Step 2-Angle of the points
To find the points, lift the flap of the saddle and look for a leather pocket into which the wooden processes of the pommel
are fitted. This is the point pocket and there is one on both sides of the pommel just under the saddle bars. (It becomes
important to know the terms used in saddle making and the internal structure of a saddle.) These points should lie parallel
to the withers and not contact the back musculature. If the angles are too narrow the points will dig into the horse's muscles
and the middle of the saddle will not evenly contact the horse's back. If the angle is too wide the saddle will sit down in
front and will put pressure on the withers. To assess the point angles, stand looking from the front of the saddle with the
flap lifted. The points should be parallel with the musculature. Some points are concealed on certain saddles. In these cases,
one must rely on the panel pressure procedure.
Step 3-Panel pressure & contact
Panels are the wool-stuffed underside of the saddle that rest on the back of the horse. Place one hand in the center of the
saddle and press down to secure the saddle in place. Put your other hand between the front of the panel and feel for any uneven
pressure under the points. The front panel should not pinch the withers in any area. Run your hand, palm up, along the entire
panel feeling for even pressure. You should raise the sweat flap and check that the panels fit snugly and evenly all along
the back. Panels may be made of materials other than wool, such as foam. Wool is generally considered superior, though, because
it can conform to the variations of contour in the horse's back better than foam and because it can be adjusted to correct
for a multitude of balance and symmetry problems. Panels on whatever material cannot correct, however, for a poorly designed
or incorrectly fitted tree.
Step 4- Pommel to cantle relationship
Visualize a straight line parallel to the ground from the pommel to the cantle. (Photographs can be taken with a digital camera
and lines drawn to more accurately evaluate this relationship.) In saddles with deep or moderately deep seats, the cantle
should be between 2 to 3 inches higher than the pommel. In shallower seats, such as in close contact jumping saddles, the
cantle may be only 1 to 2 inches higher than the pommel. In almost any saddle, however, if the cantle is level with or below
the pommel then the saddle is not properly fitted.
Step 5-Level seat
Visualize the same straight line parallel to the ground and look at the deepest part of the seat. This area should be level,
in order to put the rider squarely on their pelvis (seat bones) and in balance. This shows the importance of evaluating rider
balance. A proper fitting saddle will still result in uneven forces on the horse's back and potential problems if the rider
is not correctly balanced.
Step 6- Wither clearance
There should be adequate clearance between the pommel and the top of the horse's withers - approximately two to three fingers.
If there are more than three fingers then the pommel may be too high and the tree too narrow. Less that two fingers clearance
may mean that the pommel is too low and the tree too wide. Either condition can lead to performance issues and possible lameness.

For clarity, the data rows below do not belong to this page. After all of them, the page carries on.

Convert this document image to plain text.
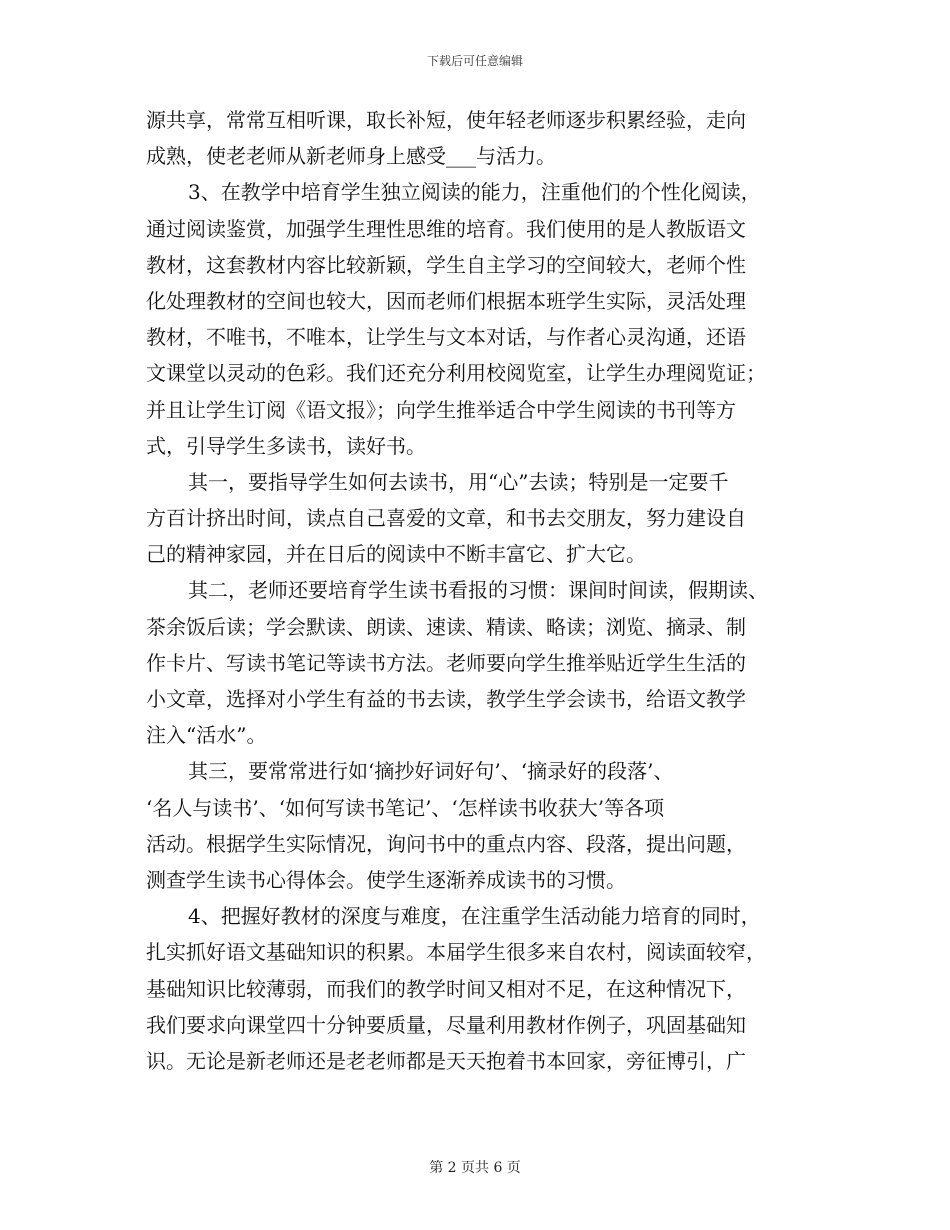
下载后可任意编辑
源共享，常常互相听课，取长补短，使年轻老师逐步积累经验，走向
成熟，使老老师从新老师身上感受___与活力。
3、在教学中培育学生独立阅读的能力，注重他们的个性化阅读，
通过阅读鉴赏，加强学生理性思维的培育。我们使用的是人教版语文
教材，这套教材内容比较新颖，学生自主学习的空间较大，老师个性
化处理教材的空间也较大，因而老师们根据本班学生实际，灵活处理
教材，不唯书，不唯本，让学生与文本对话，与作者心灵沟通，还语
文课堂以灵动的色彩。我们还充分利用校阅览室，让学生办理阅览证；
并且让学生订阅《语文报》；向学生推举适合中学生阅读的书刊等方
式，引导学生多读书，读好书。
其一，要指导学生如何去读书，用“心”去读；特别是一定要千
方百计挤出时间，读点自己喜爱的文章，和书去交朋友，努力建设自
己的精神家园，并在日后的阅读中不断丰富它、扩大它。
其二，老师还要培育学生读书看报的习惯：课间时间读，假期读、
茶余饭后读；学会默读、朗读、速读、精读、略读；浏览、摘录、制
作卡片、写读书笔记等读书方法。老师要向学生推举贴近学生生活的
小文章，选择对小学生有益的书去读，教学生学会读书，给语文教学
注入“活水”。
其三，要常常进行如‘摘抄好词好句’、‘摘录好的段落’、
‘名人与读书’、‘如何写读书笔记’、‘怎样读书收获大’等各项
活动。根据学生实际情况，询问书中的重点内容、段落，提出问题，
测查学生读书心得体会。使学生逐渐养成读书的习惯。
4、把握好教材的深度与难度，在注重学生活动能力培育的同时，
扎实抓好语文基础知识的积累。本届学生很多来自农村，阅读面较窄，
基础知识比较薄弱，而我们的教学时间又相对不足，在这种情况下，
我们要求向课堂四十分钟要质量，尽量利用教材作例子，巩固基础知
识。无论是新老师还是老老师都是天天抱着书本回家，旁征博引，广
第 2 页共 6 页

Wool-stuffed panels will settle a half inch or so and should be factored in. Some horses have flat round withers and may
need more clearance under the pommel and one may need to rely more on cantle to pommel balance as an indicator of fit in these
Step 7- Channel clearance/gullet width
There should be adequate clearance over the spinal area and throughout the channel of the saddle. A narrow channel will restrict
the horse's movement dramatically and may cause soreness. The channel of the saddle should completely clear the connective
tissue of the horse's dorsal midline and rest instead on the musculature of the longissimus dorsi. Because the saddle will
press downward and outward under the rider's weight, steps 6 and 7 should be repeated with the rider in the saddle. Adequate
clearance over the withers and the spine should be observed with the rider mounted as well.